- Battle of Bourem: Part of Mali War
| Date | September 12, 2023 |
| Location | Bourem, Mali |
| Result | Both sides declare victory |

Belligerents
- Mali Wagner Group: CSP-PSD MNLA; HCUA; MAA; GATIA (al-Mahmoud faction);

Casualties and losses
- 10 killed, 13 injured (per Mali) 97 killed, 5 prisoners, 39 vehicles destroyed, 15 vehicles captured (per CSP-PSD): 9 killed, 11 injured, 3 vehicles destroyed (per CSP-PSD) 46 killed, 20 vehicles destroyed (per Mali)

= Battle of Bourem =

Battle in the Mali War

The Battle of Bourem occurred on September 12, 2023, when the Permanent Strategic Framework for Peace, Security, and Development (CSP-PSD) attacked the Malian Armed Forces and their Wagner Group allies in and around the small town of Bourem. The battle was the first major attack by the CSP-PSD on Malian forces since the Battle of Ber in August 2023.

== Prelude ==

During late 2023, tensions between the Malian junta that came to power in a 2021 coup d'état and the Coordination of Azawad Movements (CMA), a coalition of rebel groups that signed the Algiers Accords in 2015. On the night between August 4 and 5, 2023, a CMA post was attacked by Malian forces in Fooita. The CMA denounced the deaths of two fighters, and accused the Malian junta and the Wagner Group of being behind the attack. Malian and Wagner officials did not respond to the accusations. In the days that followed, CMA representatives left the Malian capital of Bamako. Tensions between the CMA and junta came to a head between August 11 and 12, when Malian forces captured the MINUSMA base and surrounding town of Ber from CMA fighters just before MINUSMA evacuated the base.
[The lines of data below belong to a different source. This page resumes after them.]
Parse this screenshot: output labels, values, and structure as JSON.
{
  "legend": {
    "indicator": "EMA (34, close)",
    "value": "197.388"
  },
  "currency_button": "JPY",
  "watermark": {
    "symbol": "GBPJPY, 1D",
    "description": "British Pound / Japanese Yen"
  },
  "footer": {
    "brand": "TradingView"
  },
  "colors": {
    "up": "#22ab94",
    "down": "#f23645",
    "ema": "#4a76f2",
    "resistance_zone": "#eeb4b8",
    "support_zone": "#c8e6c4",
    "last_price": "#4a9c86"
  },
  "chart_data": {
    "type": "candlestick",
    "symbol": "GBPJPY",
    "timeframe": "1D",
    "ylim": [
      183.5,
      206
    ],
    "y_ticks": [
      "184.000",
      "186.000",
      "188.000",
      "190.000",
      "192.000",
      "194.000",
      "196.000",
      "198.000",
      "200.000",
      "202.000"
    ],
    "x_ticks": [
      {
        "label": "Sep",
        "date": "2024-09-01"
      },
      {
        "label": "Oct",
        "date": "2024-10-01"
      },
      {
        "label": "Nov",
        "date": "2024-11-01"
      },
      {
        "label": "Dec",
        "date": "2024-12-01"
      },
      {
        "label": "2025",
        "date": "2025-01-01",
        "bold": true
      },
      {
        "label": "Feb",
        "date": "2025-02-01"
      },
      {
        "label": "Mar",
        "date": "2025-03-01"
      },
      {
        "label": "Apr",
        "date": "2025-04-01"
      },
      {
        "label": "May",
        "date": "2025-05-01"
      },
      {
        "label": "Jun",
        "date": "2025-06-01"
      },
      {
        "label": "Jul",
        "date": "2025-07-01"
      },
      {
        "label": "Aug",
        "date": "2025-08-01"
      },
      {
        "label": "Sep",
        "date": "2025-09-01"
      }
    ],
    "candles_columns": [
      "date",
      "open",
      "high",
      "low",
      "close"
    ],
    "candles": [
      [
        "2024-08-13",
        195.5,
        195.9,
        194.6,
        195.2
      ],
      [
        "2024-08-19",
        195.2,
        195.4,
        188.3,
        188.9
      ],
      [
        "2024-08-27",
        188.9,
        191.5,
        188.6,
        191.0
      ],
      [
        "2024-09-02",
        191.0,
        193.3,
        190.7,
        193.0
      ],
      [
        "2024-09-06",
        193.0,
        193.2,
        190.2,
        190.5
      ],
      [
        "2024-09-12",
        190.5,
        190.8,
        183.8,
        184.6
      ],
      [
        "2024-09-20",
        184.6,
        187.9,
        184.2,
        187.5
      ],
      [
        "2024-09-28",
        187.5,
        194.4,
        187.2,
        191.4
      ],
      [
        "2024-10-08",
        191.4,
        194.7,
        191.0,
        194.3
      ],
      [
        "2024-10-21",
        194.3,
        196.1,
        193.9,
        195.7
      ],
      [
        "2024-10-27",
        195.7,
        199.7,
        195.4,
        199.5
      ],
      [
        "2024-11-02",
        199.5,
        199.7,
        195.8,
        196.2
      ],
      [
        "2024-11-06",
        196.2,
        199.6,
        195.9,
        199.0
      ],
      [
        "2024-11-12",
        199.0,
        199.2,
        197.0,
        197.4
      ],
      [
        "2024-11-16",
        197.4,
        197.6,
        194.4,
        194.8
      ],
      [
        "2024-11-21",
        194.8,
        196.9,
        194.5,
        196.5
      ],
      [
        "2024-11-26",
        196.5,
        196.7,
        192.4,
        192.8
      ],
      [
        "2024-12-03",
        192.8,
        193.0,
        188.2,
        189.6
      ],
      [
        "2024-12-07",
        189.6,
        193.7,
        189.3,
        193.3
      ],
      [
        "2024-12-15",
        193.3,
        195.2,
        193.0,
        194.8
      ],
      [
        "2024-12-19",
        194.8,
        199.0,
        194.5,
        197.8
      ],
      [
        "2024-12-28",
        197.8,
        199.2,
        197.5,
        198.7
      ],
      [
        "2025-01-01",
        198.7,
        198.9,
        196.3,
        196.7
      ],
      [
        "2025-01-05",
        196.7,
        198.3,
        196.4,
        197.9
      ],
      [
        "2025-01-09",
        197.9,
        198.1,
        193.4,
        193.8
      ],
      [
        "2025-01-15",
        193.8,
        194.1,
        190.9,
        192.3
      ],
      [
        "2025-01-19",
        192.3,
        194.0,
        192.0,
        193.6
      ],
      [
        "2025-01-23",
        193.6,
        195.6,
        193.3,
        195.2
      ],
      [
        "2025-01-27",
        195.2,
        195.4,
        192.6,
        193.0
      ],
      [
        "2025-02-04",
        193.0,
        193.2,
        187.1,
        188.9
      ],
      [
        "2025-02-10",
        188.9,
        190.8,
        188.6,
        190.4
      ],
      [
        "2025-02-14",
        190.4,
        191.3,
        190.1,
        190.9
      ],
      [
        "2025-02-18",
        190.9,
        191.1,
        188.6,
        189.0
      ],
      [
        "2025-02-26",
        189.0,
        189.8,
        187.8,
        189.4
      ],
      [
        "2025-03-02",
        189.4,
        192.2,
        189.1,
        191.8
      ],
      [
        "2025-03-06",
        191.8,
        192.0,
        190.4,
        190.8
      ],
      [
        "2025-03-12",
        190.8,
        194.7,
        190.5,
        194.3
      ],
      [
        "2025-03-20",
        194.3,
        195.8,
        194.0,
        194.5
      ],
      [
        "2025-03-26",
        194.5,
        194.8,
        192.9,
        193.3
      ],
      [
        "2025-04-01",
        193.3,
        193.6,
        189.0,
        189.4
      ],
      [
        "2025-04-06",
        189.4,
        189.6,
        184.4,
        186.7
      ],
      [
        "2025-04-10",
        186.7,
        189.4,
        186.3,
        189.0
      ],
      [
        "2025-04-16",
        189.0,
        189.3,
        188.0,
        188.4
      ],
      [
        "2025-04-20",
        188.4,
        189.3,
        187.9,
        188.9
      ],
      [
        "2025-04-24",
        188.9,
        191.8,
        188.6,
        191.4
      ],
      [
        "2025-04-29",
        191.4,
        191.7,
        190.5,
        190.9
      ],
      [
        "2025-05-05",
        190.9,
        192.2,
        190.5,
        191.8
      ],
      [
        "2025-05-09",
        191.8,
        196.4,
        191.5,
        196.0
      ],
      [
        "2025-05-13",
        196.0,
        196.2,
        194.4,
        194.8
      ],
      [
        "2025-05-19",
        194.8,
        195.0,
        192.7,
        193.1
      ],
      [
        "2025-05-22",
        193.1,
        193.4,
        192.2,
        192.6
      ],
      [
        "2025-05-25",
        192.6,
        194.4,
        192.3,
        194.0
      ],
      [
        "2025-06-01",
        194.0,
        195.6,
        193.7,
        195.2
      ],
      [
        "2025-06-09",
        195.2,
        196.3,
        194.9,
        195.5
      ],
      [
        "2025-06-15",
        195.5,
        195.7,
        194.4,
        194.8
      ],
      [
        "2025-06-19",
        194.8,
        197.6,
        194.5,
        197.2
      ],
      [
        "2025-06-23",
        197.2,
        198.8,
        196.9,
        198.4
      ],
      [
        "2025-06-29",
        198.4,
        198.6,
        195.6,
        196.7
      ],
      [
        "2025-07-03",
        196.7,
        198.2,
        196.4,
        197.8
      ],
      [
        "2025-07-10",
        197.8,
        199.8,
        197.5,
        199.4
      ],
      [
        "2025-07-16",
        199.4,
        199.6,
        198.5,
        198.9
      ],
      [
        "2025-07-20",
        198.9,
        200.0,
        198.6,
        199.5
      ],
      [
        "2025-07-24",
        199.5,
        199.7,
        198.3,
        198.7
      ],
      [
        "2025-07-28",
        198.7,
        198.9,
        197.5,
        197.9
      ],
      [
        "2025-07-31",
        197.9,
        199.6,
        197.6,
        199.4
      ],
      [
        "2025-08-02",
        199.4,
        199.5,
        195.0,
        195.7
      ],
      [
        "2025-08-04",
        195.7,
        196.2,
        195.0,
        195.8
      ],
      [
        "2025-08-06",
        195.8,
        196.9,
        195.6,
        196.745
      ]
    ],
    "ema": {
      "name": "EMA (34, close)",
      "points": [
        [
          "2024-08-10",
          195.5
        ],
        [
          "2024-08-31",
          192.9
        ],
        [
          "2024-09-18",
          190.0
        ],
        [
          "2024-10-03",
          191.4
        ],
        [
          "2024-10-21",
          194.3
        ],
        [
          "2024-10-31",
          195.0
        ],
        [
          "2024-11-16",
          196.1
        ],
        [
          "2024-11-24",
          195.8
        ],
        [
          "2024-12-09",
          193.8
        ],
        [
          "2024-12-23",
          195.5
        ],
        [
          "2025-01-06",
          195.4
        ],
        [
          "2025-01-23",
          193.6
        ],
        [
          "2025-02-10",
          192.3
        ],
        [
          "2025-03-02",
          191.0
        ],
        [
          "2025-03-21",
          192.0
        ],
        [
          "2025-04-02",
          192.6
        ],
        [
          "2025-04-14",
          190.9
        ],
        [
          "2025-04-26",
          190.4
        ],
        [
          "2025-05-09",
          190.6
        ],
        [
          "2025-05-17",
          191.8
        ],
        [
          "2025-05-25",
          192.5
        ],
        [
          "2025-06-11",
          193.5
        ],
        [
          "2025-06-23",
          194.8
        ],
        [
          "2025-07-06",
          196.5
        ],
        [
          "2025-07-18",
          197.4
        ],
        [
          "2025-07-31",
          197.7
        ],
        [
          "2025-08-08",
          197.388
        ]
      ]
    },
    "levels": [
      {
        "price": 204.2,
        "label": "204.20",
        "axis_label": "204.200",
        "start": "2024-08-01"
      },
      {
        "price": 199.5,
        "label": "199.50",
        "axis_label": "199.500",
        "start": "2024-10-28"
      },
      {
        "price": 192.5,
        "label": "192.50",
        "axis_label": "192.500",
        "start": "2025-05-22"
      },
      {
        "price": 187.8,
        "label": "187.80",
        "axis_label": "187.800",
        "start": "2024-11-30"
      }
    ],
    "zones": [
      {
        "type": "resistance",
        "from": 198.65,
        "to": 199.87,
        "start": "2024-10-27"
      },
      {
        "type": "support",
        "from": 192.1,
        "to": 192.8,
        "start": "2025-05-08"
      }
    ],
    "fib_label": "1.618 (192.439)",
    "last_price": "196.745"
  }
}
In the following weeks, tensions between the junta and Tuareg groups intensified. On September 8, the pro-government GATIA denounced the bombing of their base by Malian helicopters in Afawlawlaw, near Gao. The next day, the CMA announced that they had shot down a Malian Sukhoi Su-25 jet in Tinouake, north of Gao after the jet had bombed CMA positions. The Malian Air Force denied that the jet was shot down.

The CSP-PSD, a coalition of all rebel groups including the CMA and Platform, accused the junta and Wagner Group of multiple breaches of the ceasefire outlined in the Algiers Accords, and stated they would "adopt all measures in self-defense against the junta." The Movement for the Salvation of Azawad, part of Platform, distanced itself from this statement. On September 12, the CSP-PSD declared war on the junta.

== Battle ==
The town of Bourem was attacked by CSP-PSD fighters on the morning of September 12. CSP-PSD fighters quickly seized the Malian military camp in the northern part of the town after besieging it. Immediately after its capture, Malian Air Force jets launched airstrikes on the town and camp and sent troops to recapture it. Both the junta and the CSP-PSD declared victory at the camp. The Malian Army, in a statement released the same day, claimed to have repelled the offensive, and launched a counter-offensive against the CSP-PSD later on.

Journalist Wassim Nasr stated that the CSP-PSD fighters had captured four Malian outposts in and around Bourem, but were unable to capture the main base in the city. Later in the day of September 12, CSP-PSD and CMA officials claimed responsibility for the attack "against the Malian Army and the Wagner terrorist militia." The CSP-PSD stated that their offensive was carried out on four fronts, and that fighting lasted two hours. They also stated that four outposts were seized except for a Malian position in the eastern part of the city. The CSP-PSD also claimed control over the Malian base, although stated that they withdrew following intense clashes immediately after its capture. CSP-PSD spokesman Mahmoud El Maouloud Ramadane stated that "taking the city was not our initial objective, our objective isn't to stay in cities.'

== Aftermath ==
The Malian army stated that ten soldiers were killed and thirteen were wounded, and claimed that forty-six attackers. The CMA claimed the deaths of nine fighters, the injuries of eleven others, and the destruction of three of their own vehicles. They also claimed ninety-seven Malian soldiers were killed in Malian airstrikes while they were being held prisoner. Only five soldiers survived, including a colonel who was detained on September 13. Nasr stated that a captain, the son of a Malian general, was among the prisoners.

On September 17, CSP-PSD fighters attacked Malian forces in Léré, killing dozens of Malian soldiers.